Many promising applications of supervised machine learning face hurdles in the acquisition of labeled data in sufficient quantity and quality, creating an expensive bottleneck. To overcome such limitations, techniques that do not depend on ground truth labels have been studied, including weak supervision and generative modeling. While these techniques would seem to be usable in concert, improving one another, how to build an interface between them is not well-understood. In this work, we propose a model fusing programmatic weak supervision and generative adversarial networks and provide theoretical justification motivating this fusion. The proposed approach captures discrete latent variables in the data alongside the weak supervision derived label estimate. Alignment of the two allows for better modeling of sample-dependent accuracies of the weak supervision sources, improving the estimate of unobserved labels. It is the first approach to enable data augmentation through weakly supervised synthetic images and pseudolabels. Additionally, its learned latent variables can be inspected qualitatively.

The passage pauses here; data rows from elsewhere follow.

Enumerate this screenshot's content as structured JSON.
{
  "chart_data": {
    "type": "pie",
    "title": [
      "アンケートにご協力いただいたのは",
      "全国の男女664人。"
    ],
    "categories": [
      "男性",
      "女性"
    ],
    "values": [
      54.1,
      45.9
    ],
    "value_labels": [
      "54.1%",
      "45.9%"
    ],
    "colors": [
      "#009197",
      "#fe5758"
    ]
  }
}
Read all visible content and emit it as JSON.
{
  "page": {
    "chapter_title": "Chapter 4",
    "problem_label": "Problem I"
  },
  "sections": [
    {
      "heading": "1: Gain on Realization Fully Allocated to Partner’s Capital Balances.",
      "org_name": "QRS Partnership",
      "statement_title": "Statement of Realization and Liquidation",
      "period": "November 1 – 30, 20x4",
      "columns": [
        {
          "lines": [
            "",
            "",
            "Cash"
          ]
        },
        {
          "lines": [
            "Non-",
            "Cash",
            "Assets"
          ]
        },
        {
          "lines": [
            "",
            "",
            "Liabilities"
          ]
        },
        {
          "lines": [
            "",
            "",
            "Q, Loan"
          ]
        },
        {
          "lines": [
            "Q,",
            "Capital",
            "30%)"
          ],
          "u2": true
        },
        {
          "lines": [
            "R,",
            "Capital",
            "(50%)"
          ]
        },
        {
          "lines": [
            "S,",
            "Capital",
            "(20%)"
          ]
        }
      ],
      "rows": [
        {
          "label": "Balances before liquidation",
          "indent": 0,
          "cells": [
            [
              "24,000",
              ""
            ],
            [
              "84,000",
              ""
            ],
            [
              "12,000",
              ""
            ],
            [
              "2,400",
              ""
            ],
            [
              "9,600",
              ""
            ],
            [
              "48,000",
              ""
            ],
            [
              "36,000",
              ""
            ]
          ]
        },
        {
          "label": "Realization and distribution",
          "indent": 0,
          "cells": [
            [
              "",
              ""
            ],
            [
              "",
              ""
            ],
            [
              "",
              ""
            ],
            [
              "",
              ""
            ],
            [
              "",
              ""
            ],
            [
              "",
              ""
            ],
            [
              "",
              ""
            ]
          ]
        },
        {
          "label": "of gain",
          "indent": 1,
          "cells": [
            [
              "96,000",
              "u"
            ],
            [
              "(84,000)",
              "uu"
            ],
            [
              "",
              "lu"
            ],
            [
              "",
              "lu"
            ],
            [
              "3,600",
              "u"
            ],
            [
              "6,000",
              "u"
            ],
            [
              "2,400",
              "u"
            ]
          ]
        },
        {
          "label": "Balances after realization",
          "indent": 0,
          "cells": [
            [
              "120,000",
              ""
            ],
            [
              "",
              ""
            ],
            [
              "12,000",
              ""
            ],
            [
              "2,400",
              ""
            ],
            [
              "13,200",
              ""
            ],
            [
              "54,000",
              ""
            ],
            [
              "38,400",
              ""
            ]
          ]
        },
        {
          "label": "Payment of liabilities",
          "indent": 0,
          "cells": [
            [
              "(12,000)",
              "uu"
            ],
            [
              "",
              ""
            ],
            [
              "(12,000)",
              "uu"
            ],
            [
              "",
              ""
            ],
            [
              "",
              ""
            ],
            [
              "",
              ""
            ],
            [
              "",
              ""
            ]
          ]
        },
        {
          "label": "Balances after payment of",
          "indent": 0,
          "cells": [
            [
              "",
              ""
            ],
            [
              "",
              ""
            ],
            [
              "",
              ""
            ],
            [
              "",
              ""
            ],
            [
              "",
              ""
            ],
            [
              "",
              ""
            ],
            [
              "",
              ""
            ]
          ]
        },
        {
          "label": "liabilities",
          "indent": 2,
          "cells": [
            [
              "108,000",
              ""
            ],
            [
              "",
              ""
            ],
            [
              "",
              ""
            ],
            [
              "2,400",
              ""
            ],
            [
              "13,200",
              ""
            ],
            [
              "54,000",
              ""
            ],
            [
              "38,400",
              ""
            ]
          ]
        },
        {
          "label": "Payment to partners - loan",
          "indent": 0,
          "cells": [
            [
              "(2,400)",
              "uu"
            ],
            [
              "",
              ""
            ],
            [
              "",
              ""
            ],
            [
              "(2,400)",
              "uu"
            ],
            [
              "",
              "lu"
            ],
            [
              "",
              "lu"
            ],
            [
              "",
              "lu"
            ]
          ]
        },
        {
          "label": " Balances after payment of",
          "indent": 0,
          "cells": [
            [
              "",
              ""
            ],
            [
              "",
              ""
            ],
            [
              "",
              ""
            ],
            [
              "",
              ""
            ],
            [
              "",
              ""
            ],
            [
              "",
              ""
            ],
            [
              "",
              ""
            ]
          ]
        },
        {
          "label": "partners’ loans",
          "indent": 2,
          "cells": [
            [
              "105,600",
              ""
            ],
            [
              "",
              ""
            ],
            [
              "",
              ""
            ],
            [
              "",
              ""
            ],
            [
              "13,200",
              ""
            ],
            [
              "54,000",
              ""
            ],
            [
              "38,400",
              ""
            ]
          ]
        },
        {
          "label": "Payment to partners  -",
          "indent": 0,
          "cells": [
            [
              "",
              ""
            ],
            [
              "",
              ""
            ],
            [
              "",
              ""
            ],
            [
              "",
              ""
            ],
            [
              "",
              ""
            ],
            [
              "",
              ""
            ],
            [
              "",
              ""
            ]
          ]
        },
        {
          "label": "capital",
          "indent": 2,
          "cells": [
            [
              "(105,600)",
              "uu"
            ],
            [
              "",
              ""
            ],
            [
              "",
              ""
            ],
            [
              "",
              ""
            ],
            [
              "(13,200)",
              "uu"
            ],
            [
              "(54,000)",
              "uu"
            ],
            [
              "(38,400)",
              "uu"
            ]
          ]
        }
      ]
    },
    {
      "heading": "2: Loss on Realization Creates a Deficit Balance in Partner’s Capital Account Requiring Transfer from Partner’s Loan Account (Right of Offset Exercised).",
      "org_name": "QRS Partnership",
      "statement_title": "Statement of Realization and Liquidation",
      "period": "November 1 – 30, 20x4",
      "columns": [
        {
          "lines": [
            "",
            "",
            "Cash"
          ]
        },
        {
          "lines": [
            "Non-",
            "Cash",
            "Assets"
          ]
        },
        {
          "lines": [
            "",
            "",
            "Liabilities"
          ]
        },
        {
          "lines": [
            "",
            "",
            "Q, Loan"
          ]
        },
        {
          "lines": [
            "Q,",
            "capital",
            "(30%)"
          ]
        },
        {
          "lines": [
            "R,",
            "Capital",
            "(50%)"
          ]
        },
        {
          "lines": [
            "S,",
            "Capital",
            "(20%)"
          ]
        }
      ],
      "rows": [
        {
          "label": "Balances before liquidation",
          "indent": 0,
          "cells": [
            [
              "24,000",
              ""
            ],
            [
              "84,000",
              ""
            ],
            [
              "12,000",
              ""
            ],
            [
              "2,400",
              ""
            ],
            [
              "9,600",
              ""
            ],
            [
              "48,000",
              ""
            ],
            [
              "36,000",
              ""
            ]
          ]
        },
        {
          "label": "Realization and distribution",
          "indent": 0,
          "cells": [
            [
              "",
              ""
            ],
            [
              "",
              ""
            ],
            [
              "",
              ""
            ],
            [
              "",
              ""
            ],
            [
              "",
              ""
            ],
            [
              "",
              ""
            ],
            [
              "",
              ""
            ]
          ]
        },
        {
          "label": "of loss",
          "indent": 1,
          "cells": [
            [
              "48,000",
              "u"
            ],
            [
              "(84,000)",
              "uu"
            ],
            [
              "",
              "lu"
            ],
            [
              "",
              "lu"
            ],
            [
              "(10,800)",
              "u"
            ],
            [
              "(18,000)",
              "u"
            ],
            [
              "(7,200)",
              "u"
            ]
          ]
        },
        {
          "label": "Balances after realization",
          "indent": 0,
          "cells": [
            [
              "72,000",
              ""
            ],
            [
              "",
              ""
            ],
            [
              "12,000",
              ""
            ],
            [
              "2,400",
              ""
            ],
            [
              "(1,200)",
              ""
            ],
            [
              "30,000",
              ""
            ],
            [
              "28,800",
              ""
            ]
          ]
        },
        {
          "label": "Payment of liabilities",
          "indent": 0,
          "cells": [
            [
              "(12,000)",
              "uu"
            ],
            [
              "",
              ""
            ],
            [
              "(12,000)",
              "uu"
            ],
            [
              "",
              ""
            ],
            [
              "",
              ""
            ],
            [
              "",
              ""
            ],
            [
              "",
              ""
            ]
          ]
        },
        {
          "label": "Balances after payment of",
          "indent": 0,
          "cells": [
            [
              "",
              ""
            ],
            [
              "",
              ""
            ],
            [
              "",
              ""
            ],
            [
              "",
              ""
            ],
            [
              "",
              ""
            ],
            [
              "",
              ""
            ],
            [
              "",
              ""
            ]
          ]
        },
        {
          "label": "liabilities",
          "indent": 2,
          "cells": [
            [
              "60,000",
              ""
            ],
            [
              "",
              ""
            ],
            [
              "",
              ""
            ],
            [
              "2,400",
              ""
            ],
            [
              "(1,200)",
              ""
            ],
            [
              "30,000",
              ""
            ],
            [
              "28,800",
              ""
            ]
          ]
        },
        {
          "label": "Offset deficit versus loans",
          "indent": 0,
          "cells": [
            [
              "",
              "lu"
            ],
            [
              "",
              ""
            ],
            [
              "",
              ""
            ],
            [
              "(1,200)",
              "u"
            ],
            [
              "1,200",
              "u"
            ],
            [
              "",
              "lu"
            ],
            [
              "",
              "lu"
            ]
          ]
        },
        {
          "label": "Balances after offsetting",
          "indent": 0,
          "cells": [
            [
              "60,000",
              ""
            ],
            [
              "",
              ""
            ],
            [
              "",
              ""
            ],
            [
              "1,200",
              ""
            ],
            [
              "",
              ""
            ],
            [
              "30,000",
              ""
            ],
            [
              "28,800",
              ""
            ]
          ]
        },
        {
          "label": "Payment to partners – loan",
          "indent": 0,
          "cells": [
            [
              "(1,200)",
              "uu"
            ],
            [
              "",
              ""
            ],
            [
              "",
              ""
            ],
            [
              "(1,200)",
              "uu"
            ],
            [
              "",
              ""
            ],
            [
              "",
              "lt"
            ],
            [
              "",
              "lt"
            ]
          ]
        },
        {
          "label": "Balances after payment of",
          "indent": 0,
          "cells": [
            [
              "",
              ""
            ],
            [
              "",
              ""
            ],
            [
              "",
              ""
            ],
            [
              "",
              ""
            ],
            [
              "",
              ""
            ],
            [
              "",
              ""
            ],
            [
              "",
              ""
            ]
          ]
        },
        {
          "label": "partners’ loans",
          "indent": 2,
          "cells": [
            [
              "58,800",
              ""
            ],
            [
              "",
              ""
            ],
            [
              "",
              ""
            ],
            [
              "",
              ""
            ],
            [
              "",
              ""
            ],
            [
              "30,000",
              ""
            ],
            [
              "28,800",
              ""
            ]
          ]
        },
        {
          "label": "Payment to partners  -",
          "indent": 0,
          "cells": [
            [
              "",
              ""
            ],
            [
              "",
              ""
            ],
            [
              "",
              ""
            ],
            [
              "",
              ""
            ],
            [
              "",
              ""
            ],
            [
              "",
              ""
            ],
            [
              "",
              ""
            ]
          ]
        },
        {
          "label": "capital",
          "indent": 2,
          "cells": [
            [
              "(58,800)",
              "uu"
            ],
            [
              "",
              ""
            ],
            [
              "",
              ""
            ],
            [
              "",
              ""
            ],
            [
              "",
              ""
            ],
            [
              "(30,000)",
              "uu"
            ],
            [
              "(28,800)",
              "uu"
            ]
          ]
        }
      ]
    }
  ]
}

The model outperforms baseline weak supervision label models on a number of multiclass image classification datasets, improves the quality of generated images, and further improves end-model performance through data augmentation with synthetic samples.

1. INTRODUCTION

How can we get the most out of data when we do not have ground truth labels? Two prominent paradigms operate in this setting. First, programmatic weak supervision frameworks use weak sources of training signal to train downstream supervised models, without needing access to groundtruth labels (Riedel et al., 2010; Ratner et al., 2016; Dehghani et al., 2017; Lang & Poon, 2021) . Second, generative models enable learning data distributions which can benefit downstream tasks, e.g. via data augmentation or representation learning, in particular when learning latent factors of variation (Higgins et al., 2018; Locatello et al., 2019; Hu et al., 2019) . Intuitively, these two paradigms should complement each other, as each can be thought of as a different approach to extracting structure from unlabeled data. However, to date there is no simple way to combine them. Fusing generative models with weak supervision holds substantial promise. For example, it could yield large reductions in data acquisition costs for training complex models. Programmatic weak supervision replaces the need for manual annotations by applying so-called labeling functions to unlabeled data, producing weak labels that are combined into a pseudolabel for each sample. This leaves the majority of the acquisition budget to be spent on unlabeled data, and here generative modeling can reduce the number of real-world samples that need to be collected. Similarly, information about the data distribution contained in weak label sources may improve generative models, reducing the need to acquire large volumes of samples to increase generative performance and model discrete structure. Additionally, learning with weak labels may enable targeted data augmentation, allowing for class-conditional sample generation despite not having access to ground truth.